Die erforderten acht bis zwölf Minuten sind zu Beginn eine kleine Überwindung, es gibt aber einen kleinen Trick: Man muss morgens nicht „wangenwölbend“ vor dem Spiegel stehen und ungeduldig auf die Uhr starren. Während des Ölziehens kann man das Bett machen, die Wohnung aufräumen oder seinen Instagram-Feed durchschauen.

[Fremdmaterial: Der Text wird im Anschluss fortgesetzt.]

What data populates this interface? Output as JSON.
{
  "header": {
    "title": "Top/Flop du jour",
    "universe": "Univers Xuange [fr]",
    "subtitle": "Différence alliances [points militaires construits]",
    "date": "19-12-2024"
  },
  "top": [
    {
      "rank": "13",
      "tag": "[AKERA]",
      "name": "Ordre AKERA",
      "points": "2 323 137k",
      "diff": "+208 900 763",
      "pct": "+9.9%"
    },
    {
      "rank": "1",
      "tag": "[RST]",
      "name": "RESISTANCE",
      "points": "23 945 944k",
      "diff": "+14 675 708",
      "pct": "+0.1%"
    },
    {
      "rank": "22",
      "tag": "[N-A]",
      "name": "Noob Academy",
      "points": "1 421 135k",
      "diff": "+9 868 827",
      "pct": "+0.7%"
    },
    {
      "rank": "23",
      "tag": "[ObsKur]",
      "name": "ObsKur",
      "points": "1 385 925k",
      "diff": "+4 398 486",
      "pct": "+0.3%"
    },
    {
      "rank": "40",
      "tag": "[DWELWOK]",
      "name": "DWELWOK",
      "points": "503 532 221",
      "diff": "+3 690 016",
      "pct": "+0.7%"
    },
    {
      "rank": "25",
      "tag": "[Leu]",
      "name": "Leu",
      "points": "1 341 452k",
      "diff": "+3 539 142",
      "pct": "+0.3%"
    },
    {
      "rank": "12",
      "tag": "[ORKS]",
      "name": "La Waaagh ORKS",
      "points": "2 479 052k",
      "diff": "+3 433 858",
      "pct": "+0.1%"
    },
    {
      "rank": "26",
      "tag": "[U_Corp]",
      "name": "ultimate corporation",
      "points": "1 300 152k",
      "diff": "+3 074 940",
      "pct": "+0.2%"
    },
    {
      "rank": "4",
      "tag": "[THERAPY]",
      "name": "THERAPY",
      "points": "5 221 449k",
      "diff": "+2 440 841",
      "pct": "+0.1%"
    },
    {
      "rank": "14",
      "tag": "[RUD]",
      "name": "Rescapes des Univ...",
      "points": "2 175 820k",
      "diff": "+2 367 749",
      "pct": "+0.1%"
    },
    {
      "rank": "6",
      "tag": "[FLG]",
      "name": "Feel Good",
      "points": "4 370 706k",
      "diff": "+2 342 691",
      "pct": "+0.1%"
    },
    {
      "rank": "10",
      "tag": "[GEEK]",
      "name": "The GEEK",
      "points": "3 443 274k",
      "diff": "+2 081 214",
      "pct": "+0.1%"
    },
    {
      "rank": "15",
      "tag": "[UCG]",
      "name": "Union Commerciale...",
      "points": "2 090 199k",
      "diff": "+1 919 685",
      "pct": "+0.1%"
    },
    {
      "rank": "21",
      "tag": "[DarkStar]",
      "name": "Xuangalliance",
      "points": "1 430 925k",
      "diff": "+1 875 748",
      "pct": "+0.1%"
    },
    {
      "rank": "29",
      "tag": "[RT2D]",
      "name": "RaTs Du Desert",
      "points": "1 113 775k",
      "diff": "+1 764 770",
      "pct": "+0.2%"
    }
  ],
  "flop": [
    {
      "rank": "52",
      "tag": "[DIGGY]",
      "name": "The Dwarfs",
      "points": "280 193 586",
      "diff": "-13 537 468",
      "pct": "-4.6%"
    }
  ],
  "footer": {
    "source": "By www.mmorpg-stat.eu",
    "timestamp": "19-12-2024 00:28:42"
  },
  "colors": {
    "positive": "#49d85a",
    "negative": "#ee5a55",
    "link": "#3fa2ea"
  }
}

Achtung: Dabei das Öl nicht herunterschlucken - nicht weil das Produkt giftig ist, sondern weil jene Bakterien und Giftstoffe darin enthalten sind, die der Körper loswerden wollte.

 

I24 Mundziehöl - Detoxifying von Oliveda, gesehen auf oliveda.de 

 

Zur Transparenz für euch: Das Produkt wurde MindfulMag kostenlos zum Testen zur Verfügung gestellt, aber ihr könnt euch sicher sein, dass dies unsere unabhängige, persönliche Meinung ist.

 

Fazit nach drei Wochen: Die Zähne sind einen Tick weißer geworden, trotz einer neu entdeckten Passion für Rotwein. Das Hautbild hat sich auch während der Periode nicht verschlechtert. Der wichtigste Punkt: Wenn man in Stresssituationen zu Hautunreinheiten oder kleinen Entzündungen im Mundbereich neigt, wirkt das Mundziehöl effektiv dagegen an. Auch bei dem sonst so gefürchteten Stressfaktor „Flugzeug“ kam es zu keinerlei Entzündungen. Zudem ist es angenehm, ein kleines Ritual zu haben, bei dem sich ein minziges Gefühl im Mund ausbreitet. Es fühlt sich an wie eine kleine Wellness-Behandlung am Morgen.